After Denis Healey's death a few days ago I wondered whether any of the old Labour politicians were still around and came to the conclusion that Healey was the last link with the Labour Party that still had some kind of a vision of the future. As it happens, their vision was all wrong and the Wilson/Callaghan governments were incompetent to an extraordinarily high degree. I hope my readers will not misunderstand me: I have no nostalgic feelings for the Labour Party of those years except that I do miss the personalities and the fact that there were some ideas, however wrong-headed, floating about on the left. What we have now is a party that has absolutely no notion of what it would like to see except for the fact that it does not like the way the world and, particularly, this country has developed in the last few decades and would like to turn the clock back to some mythical socialist or semi-socialist paradise. For that reason, I could not help sighing when I read about Healey's death though I also could not help remembering all the many things he and his colleagues got wrong.

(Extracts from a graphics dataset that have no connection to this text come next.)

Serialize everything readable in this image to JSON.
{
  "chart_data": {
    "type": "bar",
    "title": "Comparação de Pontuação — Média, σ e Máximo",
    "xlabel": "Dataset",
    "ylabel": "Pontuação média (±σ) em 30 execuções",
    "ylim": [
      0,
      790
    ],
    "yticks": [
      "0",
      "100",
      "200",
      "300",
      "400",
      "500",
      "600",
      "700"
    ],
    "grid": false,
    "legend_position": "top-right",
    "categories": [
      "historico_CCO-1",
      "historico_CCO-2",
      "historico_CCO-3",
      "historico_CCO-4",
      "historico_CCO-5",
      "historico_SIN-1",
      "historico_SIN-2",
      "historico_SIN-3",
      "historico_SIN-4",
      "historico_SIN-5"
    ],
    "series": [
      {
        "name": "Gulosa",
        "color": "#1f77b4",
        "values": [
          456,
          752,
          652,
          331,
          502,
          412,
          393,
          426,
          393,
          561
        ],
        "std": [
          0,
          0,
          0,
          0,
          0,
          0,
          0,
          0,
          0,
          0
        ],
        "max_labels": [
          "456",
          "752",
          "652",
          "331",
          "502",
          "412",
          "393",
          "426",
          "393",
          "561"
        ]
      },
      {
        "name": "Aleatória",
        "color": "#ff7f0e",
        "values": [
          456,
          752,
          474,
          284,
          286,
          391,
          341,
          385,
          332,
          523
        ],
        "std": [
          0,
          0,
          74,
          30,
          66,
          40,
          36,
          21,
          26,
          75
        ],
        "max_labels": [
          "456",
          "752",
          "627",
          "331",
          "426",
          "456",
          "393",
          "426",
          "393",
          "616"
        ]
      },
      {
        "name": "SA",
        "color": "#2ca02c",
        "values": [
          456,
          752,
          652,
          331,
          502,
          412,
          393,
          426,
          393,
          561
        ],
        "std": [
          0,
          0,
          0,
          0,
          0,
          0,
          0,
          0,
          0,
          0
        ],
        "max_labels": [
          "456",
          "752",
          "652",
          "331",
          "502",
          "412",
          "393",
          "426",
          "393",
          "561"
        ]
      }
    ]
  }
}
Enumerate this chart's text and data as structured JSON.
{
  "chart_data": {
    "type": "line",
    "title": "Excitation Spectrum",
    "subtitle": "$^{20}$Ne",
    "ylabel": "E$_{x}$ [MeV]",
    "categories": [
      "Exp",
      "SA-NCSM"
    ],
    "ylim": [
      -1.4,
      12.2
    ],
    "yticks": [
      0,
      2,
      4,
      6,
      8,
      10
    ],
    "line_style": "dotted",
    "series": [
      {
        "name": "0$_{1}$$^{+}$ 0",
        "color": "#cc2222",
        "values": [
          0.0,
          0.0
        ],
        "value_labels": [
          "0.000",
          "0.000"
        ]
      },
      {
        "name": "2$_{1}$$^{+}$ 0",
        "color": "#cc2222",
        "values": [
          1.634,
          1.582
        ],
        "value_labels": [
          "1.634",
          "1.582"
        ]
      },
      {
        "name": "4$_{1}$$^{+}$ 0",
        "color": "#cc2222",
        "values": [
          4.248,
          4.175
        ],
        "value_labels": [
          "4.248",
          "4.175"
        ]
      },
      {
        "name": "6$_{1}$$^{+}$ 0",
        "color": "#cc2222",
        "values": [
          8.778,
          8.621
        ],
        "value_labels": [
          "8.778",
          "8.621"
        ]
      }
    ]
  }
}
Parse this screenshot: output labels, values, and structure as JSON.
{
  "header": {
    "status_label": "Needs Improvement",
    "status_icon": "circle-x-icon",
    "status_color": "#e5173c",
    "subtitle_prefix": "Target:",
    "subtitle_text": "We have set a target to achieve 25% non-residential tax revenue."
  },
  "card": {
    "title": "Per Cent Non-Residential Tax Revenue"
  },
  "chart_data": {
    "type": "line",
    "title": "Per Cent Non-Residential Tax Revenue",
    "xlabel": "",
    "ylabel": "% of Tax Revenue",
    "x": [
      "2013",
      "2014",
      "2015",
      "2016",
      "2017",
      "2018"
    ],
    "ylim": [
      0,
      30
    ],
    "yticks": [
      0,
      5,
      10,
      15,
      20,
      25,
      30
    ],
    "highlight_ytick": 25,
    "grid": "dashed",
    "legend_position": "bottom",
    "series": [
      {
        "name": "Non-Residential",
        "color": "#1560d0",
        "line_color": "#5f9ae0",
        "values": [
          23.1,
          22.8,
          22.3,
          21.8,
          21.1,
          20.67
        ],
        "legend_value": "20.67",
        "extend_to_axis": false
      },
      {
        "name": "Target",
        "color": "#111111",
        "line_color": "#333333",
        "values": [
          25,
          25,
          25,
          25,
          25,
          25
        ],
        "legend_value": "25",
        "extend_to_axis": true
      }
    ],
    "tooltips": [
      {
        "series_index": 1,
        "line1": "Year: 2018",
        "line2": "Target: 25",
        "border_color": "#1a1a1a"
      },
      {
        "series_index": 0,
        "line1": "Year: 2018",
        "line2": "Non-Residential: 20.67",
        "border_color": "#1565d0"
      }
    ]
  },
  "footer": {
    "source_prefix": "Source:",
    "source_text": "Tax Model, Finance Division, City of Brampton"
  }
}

While I do not agree with Andrew Roberts (please, nobody tell him that) about Denis Healey being the worst Chancellor Britain has ever had, I do not think he was much good. One cannot deny that Mr Roberts is correct in the following assessment:
The British are famously indulgent when it comes to elderly politicians, turning them into cuddly national treasures regardless of what they did in their prime, especially if they are on the left. It happened to Tony Benn and Michael Foot, is happening to Shirley Williams and is even going to happen to Neil Kinnock.‎ Having reached the splendid age of 98 it was always going to happen to Denis Healey, but that doesn’t excuse the Sunday Times obituary by the novelist Robert Harris which described Healey’s five years at the Treasury in the 1970s as “bruising” when they were in fact catastrophic and humiliating for a western democracy.

They were the years of going cap in hand to the IMF, of the winter of discontent when the rubbish lay uncollected in the street and the dead went unburied, of the confiscatory 98 percent top rate of income tax when Healey deliberately chose to tax the rich till the pips squeaked (a phrase he unconvincingly afterwards denied using). All of these national humiliations were Healey’s fault, though you wouldn’t have guessed it from the adulatory obits on the BBC and other media.
A couple of days after that article appeared, there was a response by Oliver Kamm who insisted that Denis Healey was not the worst Chancellor this country has ever had. (To be fair, there is hot competition for that title.)

Let us now turn to the man whose death we are mourning today and whose tenure as Chancellor is usually judged to have been remarkably successful: Geoffrey Howe, who has died at the age of 88.

The BBC gives a general overview of the man and his career, mentioning that he died of a suspected heart attack "after attending a jazz concert with his wife Elspeth". Being acquainted with the redoubtable Lady Howe, the supposed real author of her husband's infamous resignation speech of 1990, I can well believe it.

The Independent gleefully provides a video of that speech in 1990, which is commonly held to be the beginning of the end for Margaret Thatcher's premiership. It also provides an extraordinarily badly written article by someone called Olivia Blair (no relation, I assume). Has the Indy given up hiring hacks who have writing and research skills?

The Telegraph has put up a picture gallery of Lord Howe of Aberavon's life and, one assumes, will  have a more balanced obituary tomorrow. It is, perhaps, unfortunate that Geoffrey Howe's life and illustrious political career will be for ever defined by that resignation speech. A few years ago, in the course of some research, I looked up the text in Hansard and was stunned anew by the sheer venom it expressed towards the Prime Minister. It is no wonder she and many others were shocked.

Several points need to be made. The first, a minor one, is that the American journalist who introduces the recording for an American audience, unlike the Indy hack, gets the title right: he was Sir Geoffrey Howe not Sir Howe. Which takes me back to my question about the Indy.

More importantly, Sir Geoffrey's analysis of the history and developments in the European Community (as it then was) is somewhat inaccurate and his predictions are wrong. Then again, many of the same arguments are being used now by the people who want us to vote to stay in the European Union. I suspect Lord Howe was not happy about political developments in this country in the last few years as far as the membership of the European Union is concerned.

Nor could he have been happy with the political development of the man who was sitting next to him and to whom he referred several times as one who was in agreement with him. The Rt Hon. Member for Blaby was Nigel Lawson, also a former Chancellor of the Exchequer, subsequently Lord Lawson of Blaby and most recently President of Conservatives for Britain. He is likely to play a prominent role  in the campaign for Brexit.